Determine the Cause of the Accidents
Before you get angry and punish your dog for going back to old habits, it’s important to figure out why your dog is having accidents again. A dog that usually goes outside won’t suddenly start having accidents just to make you angry, even though it might feel that way. Some of the most likely causes of an older dog starting to have accidents again include:
- A new routine – if you get a new work schedule or something else happens that changes your daily routine, your dog will need some time to adjust. They may have accidents in the house around the time that they used to go outside on your old schedule while they adjust to the new routine.
- Stress – stress can cause a dog to revert back to having accidents in the home. Stress can range from a new baby coming into the home, a family member moving out, and even renovation work being done to the home.
- Medical causes – if nothing has changed that would be causing your dog emotional stress or confusing them with schedule changes, there is likely a medical explanation for the accidents. Infection, hormone imbalance, kidney disease, tumors, and more can all cause accidents in dogs who were previously house-trained.
Each of the potential causes for accidents in older dogs are out of your dogs’ control, so it’s important not to react towards them with anger.
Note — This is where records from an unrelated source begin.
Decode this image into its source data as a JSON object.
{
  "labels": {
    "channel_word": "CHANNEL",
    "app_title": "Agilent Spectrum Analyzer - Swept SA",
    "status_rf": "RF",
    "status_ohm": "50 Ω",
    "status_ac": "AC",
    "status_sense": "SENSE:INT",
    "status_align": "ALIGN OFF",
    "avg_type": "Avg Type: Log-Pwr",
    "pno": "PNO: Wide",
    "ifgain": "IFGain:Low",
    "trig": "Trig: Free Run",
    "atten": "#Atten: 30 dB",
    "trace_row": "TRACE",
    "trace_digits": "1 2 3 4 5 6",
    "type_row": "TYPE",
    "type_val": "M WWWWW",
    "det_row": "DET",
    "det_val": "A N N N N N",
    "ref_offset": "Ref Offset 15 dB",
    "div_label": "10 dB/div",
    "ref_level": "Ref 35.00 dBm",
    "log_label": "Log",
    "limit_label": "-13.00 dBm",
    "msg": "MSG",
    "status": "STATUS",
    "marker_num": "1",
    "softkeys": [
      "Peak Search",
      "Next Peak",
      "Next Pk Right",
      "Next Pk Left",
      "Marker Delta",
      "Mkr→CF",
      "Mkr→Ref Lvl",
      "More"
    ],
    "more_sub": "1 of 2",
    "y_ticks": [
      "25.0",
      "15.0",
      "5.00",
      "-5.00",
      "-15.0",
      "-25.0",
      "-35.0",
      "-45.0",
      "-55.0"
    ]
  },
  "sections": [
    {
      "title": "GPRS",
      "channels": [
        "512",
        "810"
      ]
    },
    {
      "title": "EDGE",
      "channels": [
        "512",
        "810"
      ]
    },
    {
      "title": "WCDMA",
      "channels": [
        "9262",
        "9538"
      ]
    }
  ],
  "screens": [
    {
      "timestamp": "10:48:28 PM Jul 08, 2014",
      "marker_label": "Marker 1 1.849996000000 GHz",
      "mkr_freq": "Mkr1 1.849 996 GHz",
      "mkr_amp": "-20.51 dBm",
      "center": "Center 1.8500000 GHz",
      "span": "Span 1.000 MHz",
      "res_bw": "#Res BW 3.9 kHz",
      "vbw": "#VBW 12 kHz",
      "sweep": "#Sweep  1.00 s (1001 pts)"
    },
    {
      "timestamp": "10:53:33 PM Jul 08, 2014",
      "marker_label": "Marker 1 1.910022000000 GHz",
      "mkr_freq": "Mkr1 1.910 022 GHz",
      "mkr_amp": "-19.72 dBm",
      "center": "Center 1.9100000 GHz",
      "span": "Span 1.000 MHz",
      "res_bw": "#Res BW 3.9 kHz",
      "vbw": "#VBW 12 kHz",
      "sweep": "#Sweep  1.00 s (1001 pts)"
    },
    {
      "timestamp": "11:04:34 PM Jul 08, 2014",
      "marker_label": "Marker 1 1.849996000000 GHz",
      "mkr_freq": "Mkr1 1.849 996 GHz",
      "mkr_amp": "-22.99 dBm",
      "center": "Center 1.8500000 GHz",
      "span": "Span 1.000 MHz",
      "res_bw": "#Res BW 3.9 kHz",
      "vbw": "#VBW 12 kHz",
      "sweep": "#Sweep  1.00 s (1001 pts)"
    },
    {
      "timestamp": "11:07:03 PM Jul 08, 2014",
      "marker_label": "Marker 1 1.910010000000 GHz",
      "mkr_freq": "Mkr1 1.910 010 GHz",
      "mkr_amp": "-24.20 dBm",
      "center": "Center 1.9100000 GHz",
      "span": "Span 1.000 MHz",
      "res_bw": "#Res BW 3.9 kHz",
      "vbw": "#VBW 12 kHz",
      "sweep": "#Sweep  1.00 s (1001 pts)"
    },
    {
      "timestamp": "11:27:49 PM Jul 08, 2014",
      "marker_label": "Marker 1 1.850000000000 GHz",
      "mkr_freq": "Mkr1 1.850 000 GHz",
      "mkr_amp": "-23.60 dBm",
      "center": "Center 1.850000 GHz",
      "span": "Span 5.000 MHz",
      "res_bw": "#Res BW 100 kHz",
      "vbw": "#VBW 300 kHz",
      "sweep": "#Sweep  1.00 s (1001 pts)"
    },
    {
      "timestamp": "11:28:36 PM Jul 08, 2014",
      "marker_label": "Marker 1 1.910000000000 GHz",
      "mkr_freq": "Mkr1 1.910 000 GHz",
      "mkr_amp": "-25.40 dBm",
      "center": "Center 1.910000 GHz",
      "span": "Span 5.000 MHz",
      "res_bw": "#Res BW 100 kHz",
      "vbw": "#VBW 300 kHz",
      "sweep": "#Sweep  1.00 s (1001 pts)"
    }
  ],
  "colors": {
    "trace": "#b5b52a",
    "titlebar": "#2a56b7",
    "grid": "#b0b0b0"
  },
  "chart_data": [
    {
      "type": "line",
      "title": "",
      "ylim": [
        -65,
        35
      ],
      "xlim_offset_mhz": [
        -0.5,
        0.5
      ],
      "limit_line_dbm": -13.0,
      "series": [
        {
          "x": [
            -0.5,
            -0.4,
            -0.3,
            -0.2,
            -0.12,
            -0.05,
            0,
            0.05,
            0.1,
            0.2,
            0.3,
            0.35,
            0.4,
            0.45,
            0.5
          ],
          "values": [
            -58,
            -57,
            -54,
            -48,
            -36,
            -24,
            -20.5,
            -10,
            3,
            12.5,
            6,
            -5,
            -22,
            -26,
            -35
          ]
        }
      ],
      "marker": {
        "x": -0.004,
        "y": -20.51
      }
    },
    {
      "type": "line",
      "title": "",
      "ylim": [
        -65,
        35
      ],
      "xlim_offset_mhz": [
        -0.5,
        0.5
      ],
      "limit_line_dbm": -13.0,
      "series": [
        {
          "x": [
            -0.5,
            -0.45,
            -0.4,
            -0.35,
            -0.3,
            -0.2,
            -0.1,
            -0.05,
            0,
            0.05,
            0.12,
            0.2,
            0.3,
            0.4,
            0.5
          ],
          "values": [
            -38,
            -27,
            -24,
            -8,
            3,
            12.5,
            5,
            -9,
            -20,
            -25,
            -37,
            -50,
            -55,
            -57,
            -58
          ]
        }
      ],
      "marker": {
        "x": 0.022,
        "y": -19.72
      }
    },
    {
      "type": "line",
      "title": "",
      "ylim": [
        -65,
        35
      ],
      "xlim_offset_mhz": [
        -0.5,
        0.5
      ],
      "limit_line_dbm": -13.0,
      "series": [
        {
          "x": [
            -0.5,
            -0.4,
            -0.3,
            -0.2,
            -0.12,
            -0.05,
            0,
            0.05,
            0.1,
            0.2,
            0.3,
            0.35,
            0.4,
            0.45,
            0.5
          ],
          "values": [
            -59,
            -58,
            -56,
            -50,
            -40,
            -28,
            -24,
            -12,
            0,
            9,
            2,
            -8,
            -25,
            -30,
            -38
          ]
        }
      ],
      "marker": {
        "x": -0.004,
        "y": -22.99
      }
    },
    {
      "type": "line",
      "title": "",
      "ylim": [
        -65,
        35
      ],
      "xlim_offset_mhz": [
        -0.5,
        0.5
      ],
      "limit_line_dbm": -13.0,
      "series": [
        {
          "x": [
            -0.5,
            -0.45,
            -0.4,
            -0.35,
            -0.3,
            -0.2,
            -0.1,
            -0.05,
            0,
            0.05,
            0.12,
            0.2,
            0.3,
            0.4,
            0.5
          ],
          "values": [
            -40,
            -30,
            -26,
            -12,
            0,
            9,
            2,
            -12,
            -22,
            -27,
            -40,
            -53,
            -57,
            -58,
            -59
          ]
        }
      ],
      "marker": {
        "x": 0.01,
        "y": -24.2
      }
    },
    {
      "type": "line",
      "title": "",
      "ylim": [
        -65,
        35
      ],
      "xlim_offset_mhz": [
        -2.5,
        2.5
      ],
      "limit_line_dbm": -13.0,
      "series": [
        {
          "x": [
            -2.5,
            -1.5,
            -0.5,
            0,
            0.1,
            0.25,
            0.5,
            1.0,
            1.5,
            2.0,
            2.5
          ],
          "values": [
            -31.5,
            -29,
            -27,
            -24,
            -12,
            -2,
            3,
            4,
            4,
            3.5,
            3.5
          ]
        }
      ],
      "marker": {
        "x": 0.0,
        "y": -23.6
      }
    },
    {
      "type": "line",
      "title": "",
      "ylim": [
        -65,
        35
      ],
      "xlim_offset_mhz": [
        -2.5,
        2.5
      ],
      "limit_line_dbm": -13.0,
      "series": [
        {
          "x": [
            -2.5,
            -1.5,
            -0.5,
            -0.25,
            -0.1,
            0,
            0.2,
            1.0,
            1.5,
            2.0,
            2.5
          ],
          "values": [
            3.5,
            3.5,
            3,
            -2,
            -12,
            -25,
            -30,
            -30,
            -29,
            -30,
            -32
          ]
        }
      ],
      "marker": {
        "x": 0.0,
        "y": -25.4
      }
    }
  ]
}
Focus on getting to the root of the issue and correcting it to prevent accidents moving forward, rather than punishing for the accidents that have already happened.
Consulting a Professional
Diagnosing a medical condition in your dog will require the help of a veterinarian. Consult your dog’s vet to discuss possible causes. If your dog is taking any medications, incontinence may be a side effect. A veterinarian can run bloodwork and other testing to rule out medical conditions before you begin behavioral training.
If accidents are still happening after medical conditions have been ruled out and addressed, an experienced dog trainer can help look at the issue from a behavioral standpoint. Getting your dog a few sessions with an expert dog trainer will help teach them to manage stress, follow direction, and limit the number of accidents moving forward.